Mettmann: Gut Heresbach - hier verfällt ein Denkmal

Mettmann: Gut Heresbach - hier verfällt ein Denkmal

"Ehre seinem Andenken". Das sind die letzten Worte auf einer Gedenktafel, angebracht an der Vorderseite des Hauses. Erinnert werden soll an den großen Sohn der Stadt Mettmann, Konrad Heresbach. Dessen erster Schrei war vor 520 Jahren auf Gut Heresbach zu hören.

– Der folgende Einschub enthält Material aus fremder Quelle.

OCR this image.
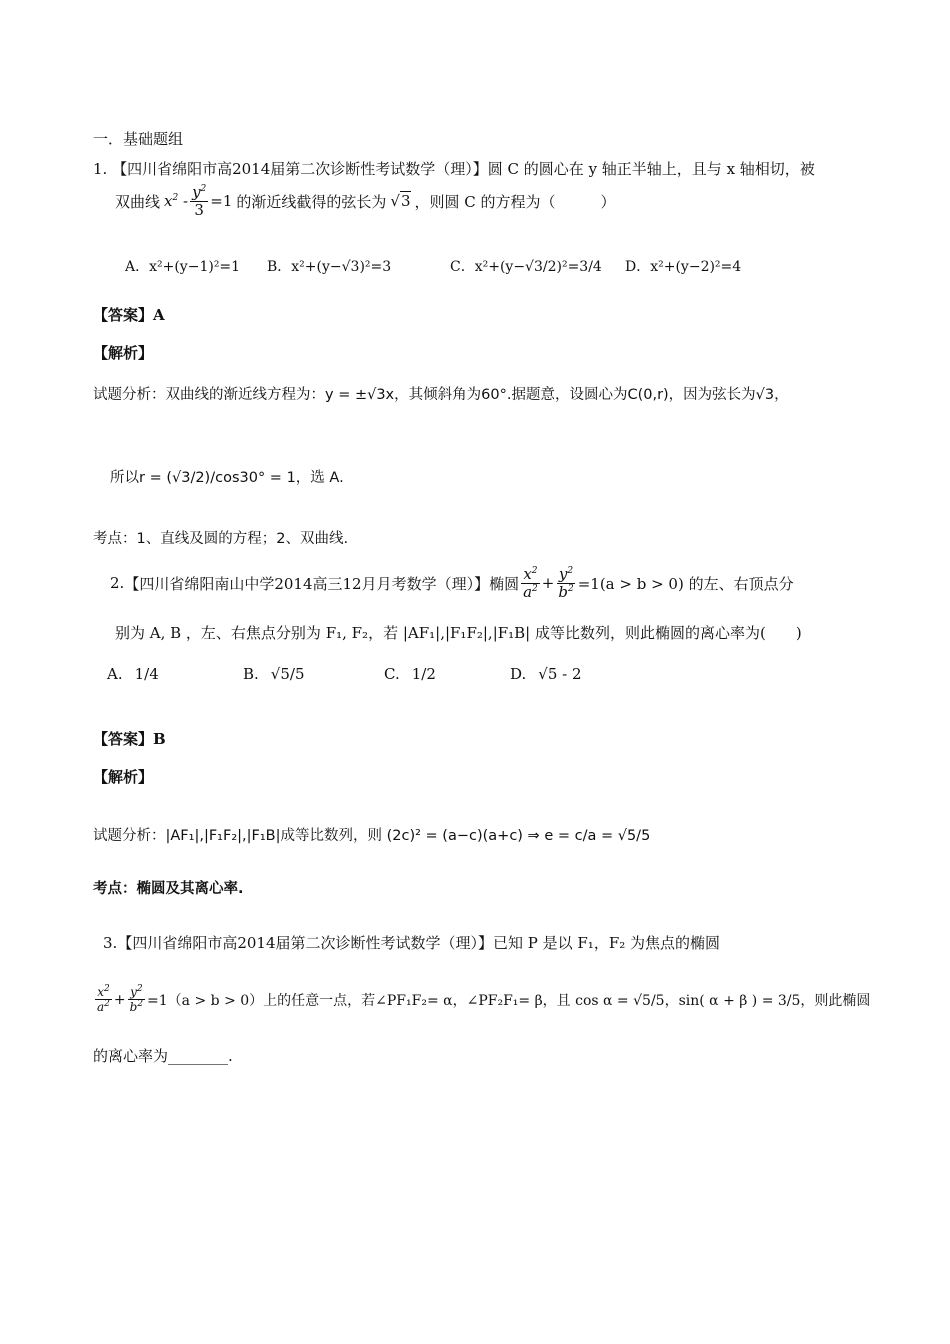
一．基础题组
1. 【四川省绵阳市高2014届第二次诊断性考试数学（理）】圆 C 的圆心在 y 轴正半轴上，且与 x 轴相切，被
双曲线 $x^2 - \frac{y^2}{3} =1$ 的渐近线截得的弦长为 √3 ，则圆 C 的方程为（　　　）
A．x²+(y−1)²=1 B．x²+(y−√3)²=3	C．x²+(y−√3/2)²=3/4 D．x²+(y−2)²=4
【答案】A
【解析】
试题分析：双曲线的渐近线方程为：y = ±√3x，其倾斜角为60°.据题意，设圆心为C(0,r)，因为弦长为√3，
所以r = (√3/2)/cos30° = 1，选 A.
考点：1、直线及圆的方程；2、双曲线.
2. 【四川省绵阳南山中学2014高三12月月考数学（理）】 椭圆 $\frac{x^2}{a^2} + \frac{y^2}{b^2} =1(a > b > 0)$ 的左、右顶点分
别为 A, B ，左、右焦点分别为 F₁, F₂，若 |AF₁|,|F₁F₂|,|F₁B| 成等比数列，则此椭圆的离心率为(　　)
A. 1/4	B. √5/5	C. 1/2	D. √5 - 2
【答案】B
【解析】
试题分析：|AF₁|,|F₁F₂|,|F₁B|成等比数列，则 (2c)² = (a−c)(a+c) ⇒ e = c/a = √5/5
考点：椭圆及其离心率.
3.【四川省绵阳市高2014届第二次诊断性考试数学（理）】已知 P 是以 F₁，F₂ 为焦点的椭圆
$\frac{x^2}{a^2} + \frac{y^2}{b^2} =1(a > b > 0)$上的任意一点，若∠PF₁F₂= α，∠PF₂F₁= β，且 cos α = √5/5，sin( α + β ) = 3/5，则此椭圆
的离心率为________.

Das alles ist nun schon ein paar Jahrhunderte her und das Wort "Mist" hat mit Blick auf den Zustand des Hofes längst eine andere Bedeutung bekommen. Auch davon, dass man das Andenken an den "großen Sohn der Stadt" in Ehren halten würde, kann keine Rede sein. Denn rings um Gut Heresbach schaut man mittlerweile dem stetigen Verfall zu. Unbewohnt, nachdem die Eigentümerin in ein Seniorenheim gezogen ist. Und dennoch nicht unvergessen, weil die Sache bei der städtischen Denkmalbehörde mittlerweile zum Dauerthema geworden ist. "Wir bekommen keinen Kontakt zur Eigentümerin", sagt Fachbereichsleiter Kurt Werner Geschorec zum Stand der Dinge. Die alte Dame habe bislang auf Anfragen der Denkmalschutzbehörde nicht reagiert. Gleichwohl bestehe an Haus und Scheunen erheblicher Handlungsbedarf, der die Eigentümerin grundsätzlich dazu zwinge, aktiv zu werden. Aktiv werden heißt in solchen Fällen für die Stadt, dass der Hausbesitzer an die sprichwörtliche Kandare genommen wird. Denn einfach nur zuschauen, wie alles über einem zusammenstürzt, darf man als Eigentümer eines denkmalgeschützten Domizils nicht. Allerdings endet die Verpflichtung dort, wo der äußere Anschein ebenso gewahrt bleibt wie die Gebäudesicherheit. Um geschichtliches Erbe geht es also nur in höchst oberflächlichem Sinne.

"Sollte jedoch die Gefahr bestehen, dass das Denkmal unwiederbringlich verloren geht, bleibt uns nur, den Rechtsweg zu beschreiten", so Kurt Werner Geschorec. Im Klartext hieße dass dann, eine gerichtliche Anordnung zu erwirken, um das Gebäude betreten zu dürfen. Außerdem werde man in einem solchen Falle auch Fachgutachter hinzuziehen, um festzustellen, was für den Erhalt des Hauses unbedingt in die Wege geleitet werden müsste. Weitergehen würde es dann so: Die Stadt beauftragt Fachfirmen mit der Instandsetzung im Sinne des Denkmalschutzes und die Rechnungen gehen an die Eigentümerin.

Konrad Heresbach, ein großer Sohn der Stadt Mettmann. Foto: Stadtarchiv

Sollte die wiederum nachweisen können, nicht über die finanziellen Mittel zu verfügen, sei die Stadt in der Pflicht. Auf diese Möglichkeit angesprochen, sagte Fachbereichsleiter Kurt Werner Geschorec schon vor Jahren: "Da werden 39.500 Mettmanner vermutlich nicht begeistert sein, wenn wir uns einen Bauernhof ins Haus holen."

Dabei hatte es zwischenzeitlich durchaus Bemühungen gegeben, andere Perspektiven zu entwickeln. Federführend war damals Peter Feyen als ehemaliger Vorsitzender des Mettmanner Bürgerforums, das sich der Sache angenommen hatte. Feyen hatte die Eigentümerfamilie zu etlichen Gesprächen getroffen und es geschafft, Fördermittel vom Denkmalschutz einzutreiben. Voraussetzung dafür wäre allerdings gewesen, dass sich die Stadt mit einem Eigenanteil beteiligt. Und das sei abgelehnt worden, so Feyen.

Was bleibt ist die Erkenntnis, dass sich über den notwendigen Erhalt hinaus nichts bewegen wird. Es bleibt abzuwarten, wie sich die Dinge entwickeln, sollten sich irgendwann die Eigentümerverhältnisse ändern.